What people refer to as probate fees is a tax more properly known as Estate Administration Tax.
In January 2015, pursuant to the provisions of the Estate Administration Tax Act, 1998 the Province of Ontario, pursuant to a regulation enabled under the original legislation, required all Estate Trustees/Executors thereafter appointed, to file information in the form of an Estate Information Return.
This was nothing new in a sense. Up until that point and for years, in fact, prior to the enactment of the Estate Administration Tax Act, Estate Trustees were required to report to the province on the value of the assets of the estate being submitted to probate. Up until January 1, 2015, however, the province only collected information on the whole amount of personalty (which is everything except real property) and the whole value of real estate reported to be part of the assets of the estate. The regulation required Estate Trustees for estates for which a Certificate of Appointment was issued after January 1, 2015, to provide detail on the nature of the assets being submitted for probate.
Our firm, and I believe others who practiced in the area of estate administration, prior to 2015, obtained information from our clients which was verified with statements, and as necessary letters of opinion or valuations, with regard to the value of the assets of the estate as we had to swear our clients’ affidavits on the veracity of that information. For us there was nothing really new as a result of the regulation except now the province got the same detail we had been collecting.
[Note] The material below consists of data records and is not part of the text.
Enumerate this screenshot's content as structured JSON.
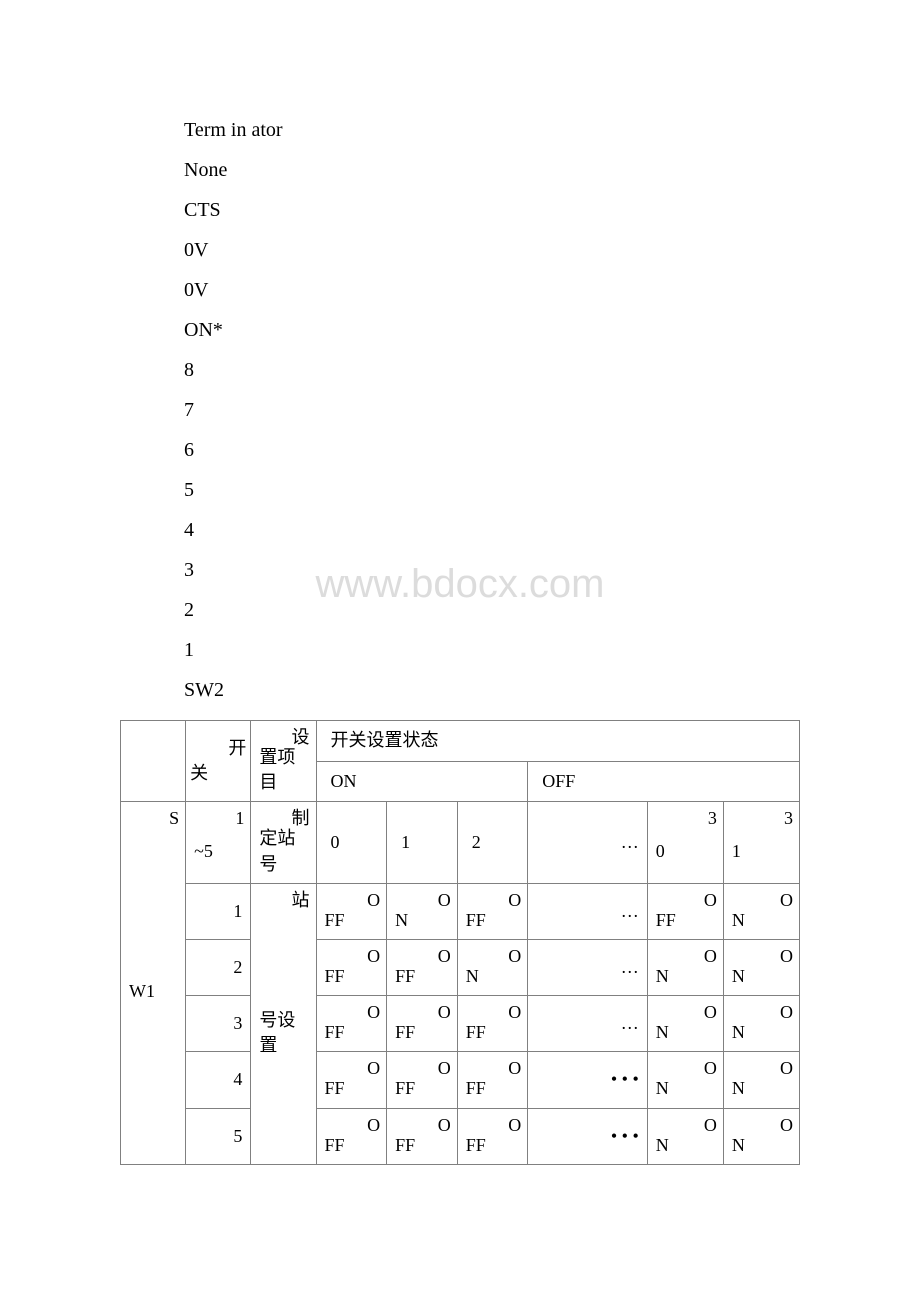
{
  "watermark": "www.bdocx.com",
  "lines": {
    "l1": "Term in ator",
    "l2": "None",
    "l3": "CTS",
    "l4": "0V",
    "l5": "0V",
    "l6": "ON*",
    "l7": "8",
    "l8": "7",
    "l9": "6",
    "l10": "5",
    "l11": "4",
    "l12": "3",
    "l13": "2",
    "l14": "1",
    "l15": "SW2"
  },
  "table": {
    "hdr": {
      "switch": "开关",
      "item_a": "设",
      "item_b": "置项目",
      "state_title": "开关设置状态",
      "on": "ON",
      "off": "OFF"
    },
    "sw1": {
      "label_a": "S",
      "label_b": "W1",
      "row_station": {
        "num_a": "1",
        "num_b": "~5",
        "item_a": "制",
        "item_b": "定站号",
        "v1": "0",
        "v2": "1",
        "v3": "2",
        "v4": "…",
        "v5a": "3",
        "v5b": "0",
        "v6a": "3",
        "v6b": "1"
      },
      "station_set_a": "站",
      "station_set_b": "号设置",
      "r1": {
        "num": "1",
        "v1a": "O",
        "v1b": "FF",
        "v2a": "O",
        "v2b": "N",
        "v3a": "O",
        "v3b": "FF",
        "v4": "…",
        "v5a": "O",
        "v5b": "FF",
        "v6a": "O",
        "v6b": "N"
      },
      "r2": {
        "num": "2",
        "v1a": "O",
        "v1b": "FF",
        "v2a": "O",
        "v2b": "FF",
        "v3a": "O",
        "v3b": "N",
        "v4": "…",
        "v5a": "O",
        "v5b": "N",
        "v6a": "O",
        "v6b": "N"
      },
      "r3": {
        "num": "3",
        "v1a": "O",
        "v1b": "FF",
        "v2a": "O",
        "v2b": "FF",
        "v3a": "O",
        "v3b": "FF",
        "v4": "…",
        "v5a": "O",
        "v5b": "N",
        "v6a": "O",
        "v6b": "N"
      },
      "r4": {
        "num": "4",
        "v1a": "O",
        "v1b": "FF",
        "v2a": "O",
        "v2b": "FF",
        "v3a": "O",
        "v3b": "FF",
        "v4": "•  • •",
        "v5a": "O",
        "v5b": "N",
        "v6a": "O",
        "v6b": "N"
      },
      "r5": {
        "num": "5",
        "v1a": "O",
        "v1b": "FF",
        "v2a": "O",
        "v2b": "FF",
        "v3a": "O",
        "v3b": "FF",
        "v4": "•  • •",
        "v5a": "O",
        "v5b": "N",
        "v6a": "O",
        "v6b": "N"
      }
    }
  }
}
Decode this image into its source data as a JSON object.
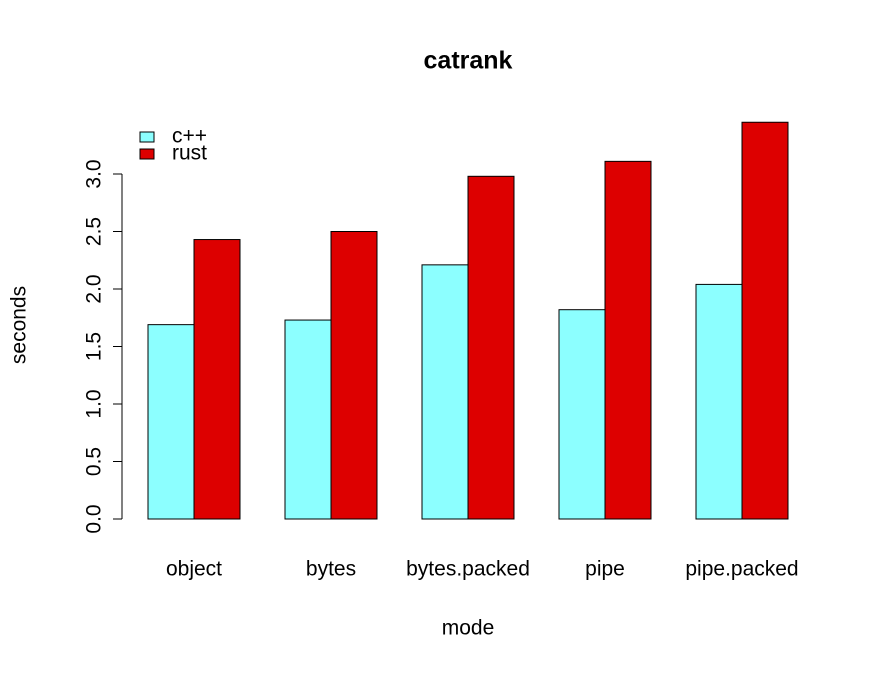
{
  "chart_data": {
    "type": "bar",
    "title": "catrank",
    "x_label": "mode",
    "y_label": "seconds",
    "categories": [
      "object",
      "bytes",
      "bytes.packed",
      "pipe",
      "pipe.packed"
    ],
    "series": [
      {
        "name": "c++",
        "color": "#8cffff",
        "values": [
          1.69,
          1.73,
          2.21,
          1.82,
          2.04
        ]
      },
      {
        "name": "rust",
        "color": "#dd0000",
        "values": [
          2.43,
          2.5,
          2.98,
          3.11,
          3.45
        ]
      }
    ],
    "ylim": [
      0,
      3.5
    ],
    "yticks": [
      {
        "value": 0,
        "label": "0.0"
      },
      {
        "value": 0.5,
        "label": "0.5"
      },
      {
        "value": 1,
        "label": "1.0"
      },
      {
        "value": 1.5,
        "label": "1.5"
      },
      {
        "value": 2,
        "label": "2.0"
      },
      {
        "value": 2.5,
        "label": "2.5"
      },
      {
        "value": 3,
        "label": "3.0"
      }
    ],
    "legend": "top-left"
  }
}
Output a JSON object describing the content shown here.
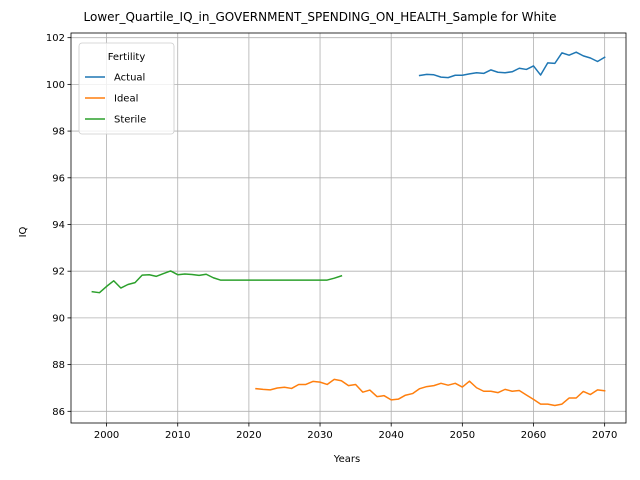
{
  "chart_data": {
    "type": "line",
    "title": "Lower_Quartile_IQ_in_GOVERNMENT_SPENDING_ON_HEALTH_Sample for White",
    "xlabel": "Years",
    "ylabel": "IQ",
    "xlim": [
      1995,
      2073
    ],
    "ylim": [
      85.5,
      102.2
    ],
    "xticks": [
      2000,
      2010,
      2020,
      2030,
      2040,
      2050,
      2060,
      2070
    ],
    "yticks": [
      86,
      88,
      90,
      92,
      94,
      96,
      98,
      100,
      102
    ],
    "grid": true,
    "legend": {
      "title": "Fertility",
      "placement": "top-left"
    },
    "series": [
      {
        "name": "Actual",
        "color": "#1f77b4",
        "x": [
          2044,
          2045,
          2046,
          2047,
          2048,
          2049,
          2050,
          2051,
          2052,
          2053,
          2054,
          2055,
          2056,
          2057,
          2058,
          2059,
          2060,
          2061,
          2062,
          2063,
          2064,
          2065,
          2066,
          2067,
          2068,
          2069,
          2070
        ],
        "y": [
          100.38,
          100.43,
          100.41,
          100.31,
          100.29,
          100.39,
          100.39,
          100.45,
          100.5,
          100.47,
          100.62,
          100.52,
          100.5,
          100.54,
          100.69,
          100.64,
          100.79,
          100.4,
          100.92,
          100.9,
          101.35,
          101.25,
          101.38,
          101.22,
          101.13,
          100.98,
          101.16
        ]
      },
      {
        "name": "Ideal",
        "color": "#ff7f0e",
        "x": [
          2021,
          2022,
          2023,
          2024,
          2025,
          2026,
          2027,
          2028,
          2029,
          2030,
          2031,
          2032,
          2033,
          2034,
          2035,
          2036,
          2037,
          2038,
          2039,
          2040,
          2041,
          2042,
          2043,
          2044,
          2045,
          2046,
          2047,
          2048,
          2049,
          2050,
          2051,
          2052,
          2053,
          2054,
          2055,
          2056,
          2057,
          2058,
          2059,
          2060,
          2061,
          2062,
          2063,
          2064,
          2065,
          2066,
          2067,
          2068,
          2069,
          2070
        ],
        "y": [
          86.97,
          86.94,
          86.92,
          87.0,
          87.03,
          86.98,
          87.15,
          87.15,
          87.28,
          87.25,
          87.15,
          87.37,
          87.31,
          87.1,
          87.15,
          86.82,
          86.91,
          86.63,
          86.67,
          86.49,
          86.52,
          86.69,
          86.76,
          86.97,
          87.06,
          87.1,
          87.2,
          87.12,
          87.2,
          87.04,
          87.29,
          87.01,
          86.86,
          86.86,
          86.8,
          86.94,
          86.86,
          86.89,
          86.7,
          86.51,
          86.31,
          86.31,
          86.25,
          86.31,
          86.57,
          86.57,
          86.85,
          86.72,
          86.92,
          86.88
        ]
      },
      {
        "name": "Sterile",
        "color": "#2ca02c",
        "x": [
          1998,
          1999,
          2000,
          2001,
          2002,
          2003,
          2004,
          2005,
          2006,
          2007,
          2008,
          2009,
          2010,
          2011,
          2012,
          2013,
          2014,
          2015,
          2016,
          2017,
          2018,
          2019,
          2020,
          2021,
          2022,
          2023,
          2024,
          2025,
          2026,
          2027,
          2028,
          2029,
          2030,
          2031,
          2032,
          2033
        ],
        "y": [
          91.12,
          91.08,
          91.35,
          91.59,
          91.28,
          91.43,
          91.51,
          91.83,
          91.85,
          91.78,
          91.9,
          92.01,
          91.85,
          91.88,
          91.86,
          91.82,
          91.87,
          91.72,
          91.62,
          91.62,
          91.62,
          91.62,
          91.62,
          91.62,
          91.62,
          91.62,
          91.62,
          91.62,
          91.62,
          91.62,
          91.62,
          91.62,
          91.62,
          91.62,
          91.7,
          91.8
        ]
      }
    ]
  }
}
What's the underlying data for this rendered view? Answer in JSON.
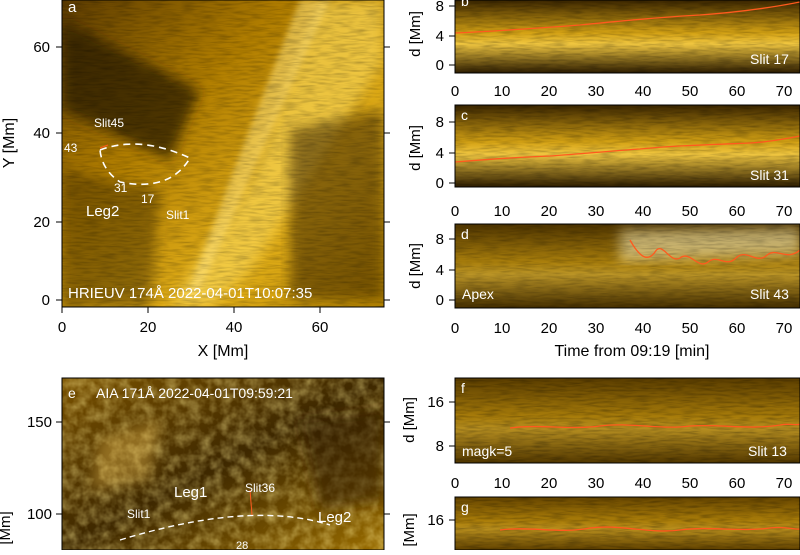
{
  "panel_a": {
    "letter": "a",
    "caption": "HRIEUV 174Å 2022-04-01T10:07:35",
    "xlabel": "X [Mm]",
    "ylabel": "Y [Mm]",
    "xticks": [
      "0",
      "20",
      "40",
      "60"
    ],
    "yticks": [
      "0",
      "20",
      "40",
      "60"
    ],
    "labels": {
      "slit45": "Slit45",
      "num43": "43",
      "num31": "31",
      "num17": "17",
      "leg2": "Leg2",
      "slit1": "Slit1"
    }
  },
  "panel_b": {
    "letter": "b",
    "slit": "Slit 17",
    "ylabel": "d [Mm]",
    "yticks": [
      "0",
      "4",
      "8"
    ]
  },
  "panel_c": {
    "letter": "c",
    "slit": "Slit 31",
    "ylabel": "d [Mm]",
    "yticks": [
      "0",
      "4",
      "8"
    ]
  },
  "panel_d": {
    "letter": "d",
    "slit": "Slit 43",
    "tag": "Apex",
    "ylabel": "d [Mm]",
    "yticks": [
      "0",
      "4",
      "8"
    ]
  },
  "time_axis": {
    "ticks": [
      "0",
      "10",
      "20",
      "30",
      "40",
      "50",
      "60",
      "70"
    ],
    "label": "Time from 09:19 [min]"
  },
  "panel_e": {
    "letter": "e",
    "caption": "AIA 171Å 2022-04-01T09:59:21",
    "ylabel": "[Mm]",
    "yticks": [
      "100",
      "150"
    ],
    "labels": {
      "leg1": "Leg1",
      "slit36": "Slit36",
      "leg2": "Leg2",
      "slit1": "Slit1",
      "num28": "28"
    }
  },
  "panel_f": {
    "letter": "f",
    "tag": "magk=5",
    "slit": "Slit 13",
    "ylabel": "d [Mm]",
    "yticks": [
      "8",
      "16"
    ]
  },
  "panel_g": {
    "letter": "g",
    "ylabel": "[Mm]",
    "ytick": "16"
  },
  "colors": {
    "frame": "#000000",
    "slit_line": "#ff5a1e",
    "overlay_text": "#ffffff"
  }
}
You would think that was relatively straightforward. Apparently not.
There was misinformation promulgated. One piece of that misinformation was that, all of a sudden the province was taking far more money in the form of Estate Administration Tax (popularly known as probate fees) than it had been previously. This was simply untrue. The calculation of Estate Administration Tax has not in fact changed for many years. .5% is charged on the first $50,000 of assets of the estate (the maximum is $250) and 1.5% on the balance. To give an example, on an estate whose assets are worth $100,000 as of the date of death the Estate Trustee would pay to the province ($250 + $750) = $1000 for probate fees. That had not changed.
Another piece of misinformation was how difficult it might be for a new Estate Trustee to prepare and file the Estate Administration Return. Since January 1, 2015 our firm, and no doubt others, have been gathering documentation from clients with regard to the nature and value of assets owned by the deceased as of the date of death. Most institutions will cooperate and provide a statement giving information as of that date or at least close to it. We have been obtaining letters of opinion from appraisers, which are relatively inexpensive to obtain, regarding the value of real property. Invariably we prepare a draft of the Estate Information Return which the client reviews when they sign the documentation for an Application to the court. The client can sign the Return after the Certificate is issued by the court and, in fact, must, by law, submit the Return to the Province within 90 days after the Certificate is issued by the Court. We have submitted a considerable number of these Returns to the province on behalf of clients since January 2015 and none of our clients, to date, has been audited. The gathering of this information and the preparation of the Return has not added substantially to the time spent by our firm on any Application as, previously, we were spending a similar amount of time gathering the same information -- we just were not preparing such Returns
As a result of the misinformation, however, which has arisen from this regulation, some people are attempting to avoid an application to the Court with sometimes dire results.
The most unfortunate circumstance I've seen was a situation where the deceased was the mother of three children, one of whom was disabled. The deceased had taken the time to prepare a will which included a special provision for the disabled child which is known as a discretionary trust or popularly as a Henson trust. As a result of advice taken by the deceased with regard to this new regulation she named all three of her children as beneficiaries on her RRIF and named all three children joint with herself on her investment account. When a disabled adult child owns more than $5000 worth of assets, disability payments from the Province (ODSP) stop until the capital is reduced to the $5000 amount of savings. We were able, in the circumstances, to take steps, by making the institution aware of the problems it had caused for the disabled person by providing the advice, to reverse those adverse effects. There were still some unfortunate tax consequences but the result for the disabled child might have been quite a bit more difficult had we not been able to effect that reversal.
Joint ownership to attempt to avoid the payment of Estate Administration Tax/probate fees can have other consequences. For instance if one child of three holds assets in joint ownership with a parent and the parent dies the following may be the consequences.
By virtue of a Supreme Court of Canada decision referred to as Pecore the child who held assets jointly with the parent, prior to the parent’s death held them on the basis of what is known as a resulting trust. Following the death of the parent the child , is still, at law, holding those assets pursuant to the trusts set forth in the will and expected to utilize those assets on behalf of all of the beneficiaries of the will and still has the same responsibilities as any Estate Trustee. They still have to provide statements to those beneficiaries and obtain releases. They still have a personal obligation with regard to tax and to creditors as they hold the assets they receive on trust and the trust is still contained within the will. Those children, however, do not always seek out the advice they need in order to perform their obligations properly. They may not realize, as they sometimes do not consult lawyers after the parent’s death, the nature of their obligations and the consequences if those obligations are not fulfilled.
The foregoing should not be considered to be legal advice and should not be relied upon as such. Please consult a lawyer to get advice and an opinion on your unique circumstances.